BACKGROUND: A variety of tissue engineering techniques are currently under development or investigation for bladder augmentation, but so far no approach is clearly superior. The aim of this study was to compare the suitability for cystoplasty augmentation in rats of in vivo implanted acellular bladder matrices (BAM) previously seeded with hair follicle stem cells and that of matrices implanted without the cells. MATERIALS AND METHODS: The rat hair follicle stem cell line was positive for CD34, p63, and Ki-67. 1 x 10(6) cells from 34 to 40 passages seeded onto nine BAM scaffolds were cultured for one week. Nine other scaffolds were left unseeded. Scaffolds were grafted into a surgically created defect within the anterior bladder wall: nine rats with acellular matrices and nine with cell-seeded BAM. Rats observed for six months were killed in monthly intervals. We performed gross examination, X-ray cystography, and hematoxylin-eosin, cytokine (CK)-7, CK-20, myoglobin, and desmin staining of the excised bladders. RESULTS: Minimal adhesions were observed and urinary leakage was noted in one case. Two animals died in the acellular group. Rats developed stone disease in bladders reconstructed with acellular BAM. Bladder capacity was similar, but the shape was regular and characteristically oval only in bladders grafted with cell-seeded BAM. Muscle layers in the apical parts of the reconstructed bladder walls were extremely thin in the cases of acellular grafts and thicker in bladders reconstructed with cell-seeded grafts. Muscle layer regeneration was better in the cell-seeded group. Urothelium regenerated in all animals. CONCLUSIONS: We have shown that hair follicle stem cells may be used for rat bladder wall regeneration.
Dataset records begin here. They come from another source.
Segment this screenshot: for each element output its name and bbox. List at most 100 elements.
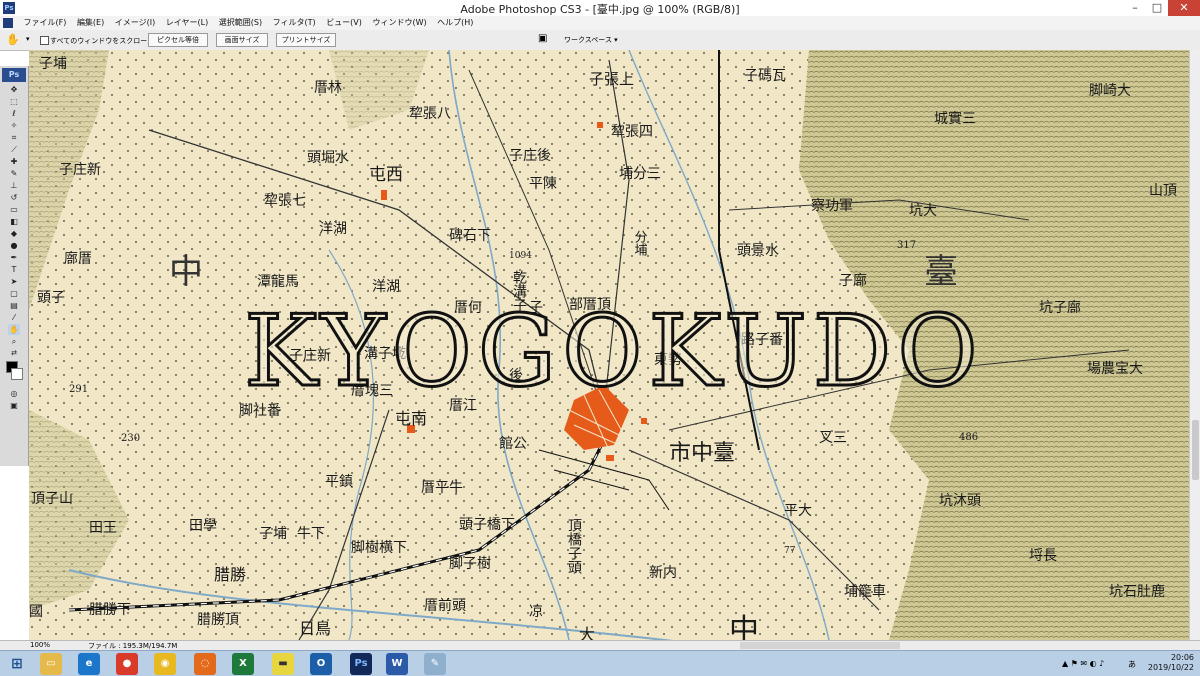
map-label: 子庄新 [59, 161, 101, 178]
notes-tool-icon[interactable]: ▤ [8, 300, 20, 311]
lasso-tool-icon[interactable]: ℓ [8, 108, 20, 119]
actual-pixels-button[interactable]: ピクセル等倍 [148, 33, 208, 47]
tray-icons[interactable]: ▲ ⚑ ✉ ◐ ♪ [1062, 659, 1104, 668]
map-label: 腊勝 [214, 565, 246, 584]
ime-indicator[interactable]: あ [1128, 659, 1136, 670]
map-label: 中 [169, 252, 203, 292]
map-label: 場農宝大 [1087, 361, 1143, 377]
photoshop-taskbar-icon[interactable]: Ps [350, 653, 372, 675]
eyedropper-tool-icon[interactable]: ⁄ [8, 312, 20, 323]
paint-taskbar-icon[interactable]: ✎ [424, 653, 446, 675]
maximize-button[interactable]: □ [1146, 0, 1168, 16]
options-bar: ✋ ▾ すべてのウィンドウをスクロール ピクセル等倍 画面サイズ プリントサイズ… [0, 30, 1200, 51]
menu-help[interactable]: ヘルプ(H) [433, 16, 477, 30]
watermark-text: KYOGOKUDO [244, 295, 983, 409]
menu-bar: ファイル(F) 編集(E) イメージ(I) レイヤー(L) 選択範囲(S) フィ… [0, 16, 1200, 30]
vertical-scrollbar[interactable] [1189, 50, 1200, 640]
history-brush-tool-icon[interactable]: ↺ [8, 192, 20, 203]
magic-wand-tool-icon[interactable]: ✧ [8, 120, 20, 131]
path-selection-tool-icon[interactable]: ➤ [8, 276, 20, 287]
excel-taskbar-icon[interactable]: X [232, 653, 254, 675]
menu-edit[interactable]: 編集(E) [73, 16, 108, 30]
minimize-button[interactable]: – [1124, 0, 1146, 16]
map-label: 犂張四 [611, 124, 653, 140]
fit-screen-button[interactable]: 画面サイズ [216, 33, 268, 47]
move-tool-icon[interactable]: ✥ [8, 84, 20, 95]
scrollbar-thumb[interactable] [1192, 420, 1199, 480]
hand-tool-icon[interactable]: ✋ [8, 324, 20, 335]
explorer-taskbar-icon[interactable]: ▭ [40, 653, 62, 675]
document-canvas[interactable]: 子埔 子張上 子碼瓦 脚崎大 厝林 犂張八 犂張四 城實三 子庄新 頭堀水 屯西… [29, 50, 1189, 640]
stop-app-taskbar-icon[interactable]: ● [116, 653, 138, 675]
map-label: 田學 [189, 518, 217, 534]
scroll-all-checkbox[interactable] [40, 36, 49, 45]
eraser-tool-icon[interactable]: ▭ [8, 204, 20, 215]
menu-file[interactable]: ファイル(F) [20, 16, 71, 30]
horizontal-scrollbar[interactable] [740, 642, 900, 649]
close-button[interactable]: ✕ [1168, 0, 1200, 16]
map-label: 叉三 [819, 430, 847, 446]
map-label: 分埔 [632, 230, 648, 256]
workspace-menu[interactable]: ワークスペース ▾ [564, 35, 618, 45]
map-label: 洋湖 [319, 221, 347, 237]
map-label: 屯南 [395, 409, 427, 428]
map-label: 317 [897, 240, 916, 251]
windows-start-icon[interactable]: ⊞ [6, 653, 28, 675]
ps-logo: Ps [2, 68, 26, 82]
tool-preset-chevron-icon[interactable]: ▾ [26, 35, 30, 43]
map-label: 頂子山 [31, 491, 73, 507]
pen-tool-icon[interactable]: ✒ [8, 252, 20, 263]
zoom-level[interactable]: 100% [30, 641, 50, 649]
map-label: 新内 [649, 565, 677, 581]
map-label: 頭子橋下 [459, 517, 515, 533]
stamp-tool-icon[interactable]: ⊥ [8, 180, 20, 191]
map-label: 廍厝 [64, 250, 92, 267]
firefox-taskbar-icon[interactable]: ◌ [194, 653, 216, 675]
menu-image[interactable]: イメージ(I) [111, 16, 159, 30]
workspace-icon[interactable]: ▣ [538, 33, 547, 44]
healing-brush-tool-icon[interactable]: ✚ [8, 156, 20, 167]
quick-mask-icon[interactable]: ◎ [8, 388, 20, 399]
swap-colors-icon[interactable]: ⇄ [8, 348, 20, 359]
outlook-taskbar-icon[interactable]: O [310, 653, 332, 675]
map-label: 1094 [509, 251, 532, 261]
map-label: 日鳥 [299, 619, 331, 638]
map-label: 腊勝頂 [197, 612, 239, 628]
map-label: 頭子 [37, 290, 65, 306]
print-size-button[interactable]: プリントサイズ [276, 33, 336, 47]
menu-view[interactable]: ビュー(V) [322, 16, 366, 30]
map-label: 頭堀水 [307, 150, 349, 166]
crop-tool-icon[interactable]: ⌗ [8, 132, 20, 143]
marquee-tool-icon[interactable]: ⬚ [8, 96, 20, 107]
screen-mode-icon[interactable]: ▣ [8, 400, 20, 411]
brush-tool-icon[interactable]: ✎ [8, 168, 20, 179]
ie-taskbar-icon[interactable]: e [78, 653, 100, 675]
map-label: 子廍 [839, 272, 867, 289]
word-taskbar-icon[interactable]: W [386, 653, 408, 675]
menu-layer[interactable]: レイヤー(L) [162, 16, 212, 30]
chrome-taskbar-icon[interactable]: ◉ [154, 653, 176, 675]
dodge-tool-icon[interactable]: ● [8, 240, 20, 251]
gradient-tool-icon[interactable]: ◧ [8, 216, 20, 227]
map-label: 脚樹横下 [351, 540, 407, 556]
background-color-swatch[interactable] [11, 368, 23, 380]
map-label: 潭龍馬 [257, 273, 299, 290]
map-label: 館公 [499, 435, 527, 452]
map-label: 291 [69, 384, 88, 395]
map-label: 犂張八 [409, 106, 451, 122]
map-label: 田王 [89, 520, 117, 536]
photoshop-menu-icon[interactable] [3, 18, 13, 28]
menu-select[interactable]: 選択範囲(S) [215, 16, 266, 30]
notes-taskbar-icon[interactable]: ▬ [272, 653, 294, 675]
hand-tool-icon[interactable]: ✋ [6, 33, 20, 46]
menu-filter[interactable]: フィルタ(T) [269, 16, 320, 30]
menu-window[interactable]: ウィンドウ(W) [368, 16, 430, 30]
blur-tool-icon[interactable]: ◆ [8, 228, 20, 239]
type-tool-icon[interactable]: T [8, 264, 20, 275]
zoom-tool-icon[interactable]: ⌕ [8, 336, 20, 347]
clock[interactable]: 20:06 2019/10/22 [1148, 653, 1194, 673]
shape-tool-icon[interactable]: ▢ [8, 288, 20, 299]
map-label: 厝平牛 [421, 480, 463, 496]
slice-tool-icon[interactable]: ⟋ [8, 144, 20, 155]
map-label: 子張上 [589, 70, 634, 88]
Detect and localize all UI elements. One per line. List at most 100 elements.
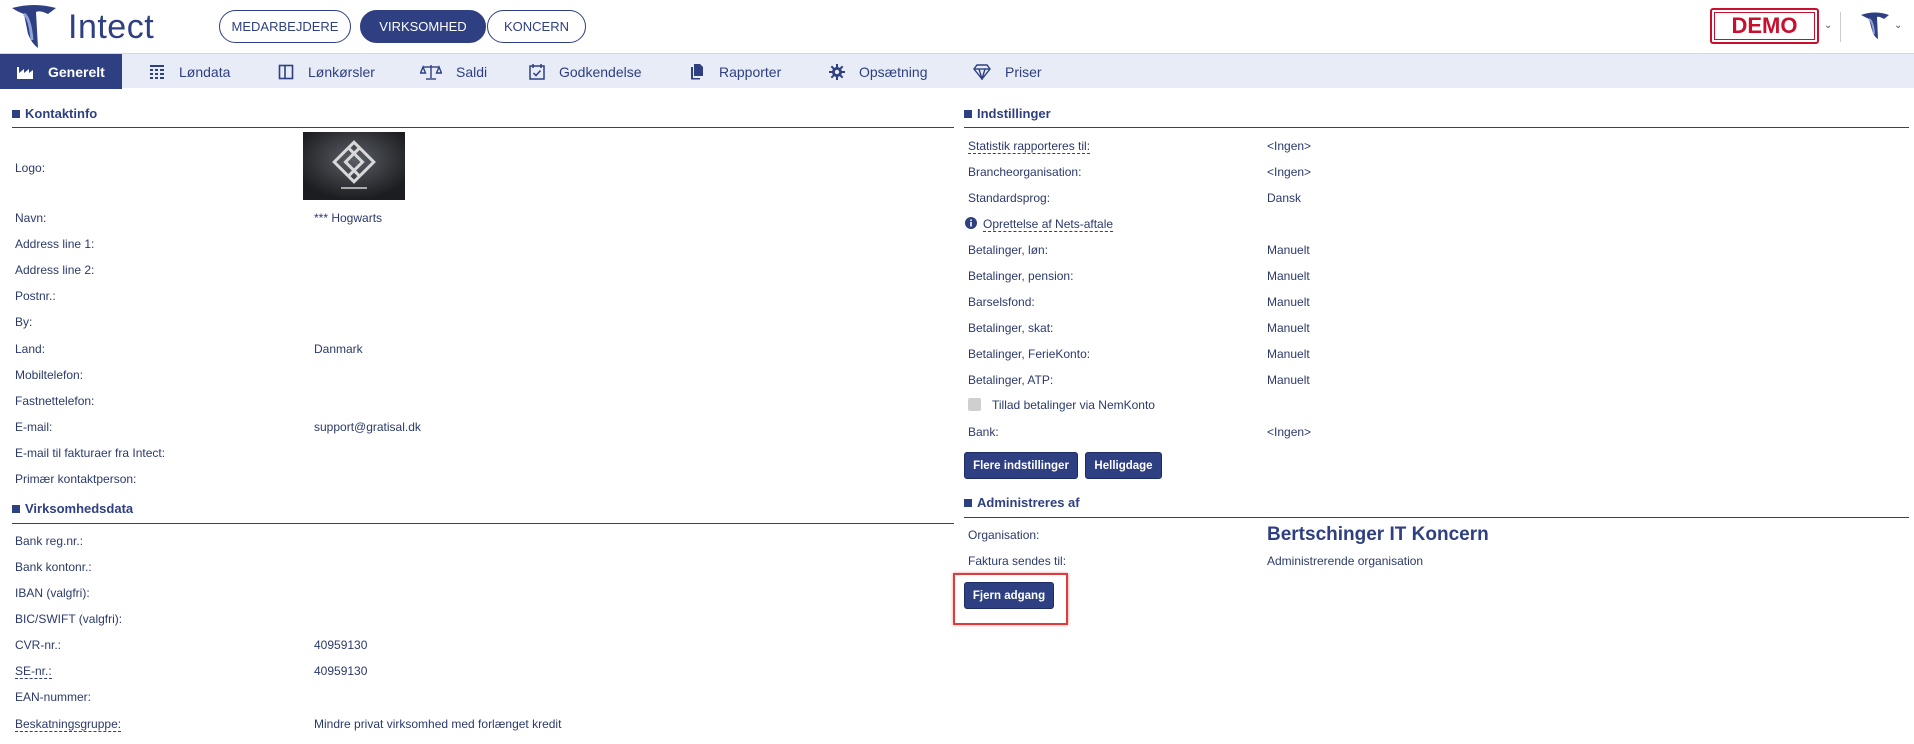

Alginate is not a good material for growth of rapidly proliferating cells.

INTRODUCTION: Alginate scaffolds are widely used in tissue engineering. The aim of this study was to evaluate alginate as a scaffold for 3D cultures of rapidly proliferating cells. MATERIALS AND METHODS: Murine 3T3 fibroblasts were cultured in an alginate scaffold for 30 days. Cells growing in alginate were observed under the inverted microscope. Pathologic examination by hematoxylin and eosin staining was done at the end of the experiment. RESULTS: Migration of rapidly proliferating cells from the 3D scaffold and an inappropriate growth pattern were observed during the experiment. Cells and scaffold did not form a solid graft. CONCLUSIONS: The results obtained in this study indicated that alginate is not a good biomaterial for a durable implant.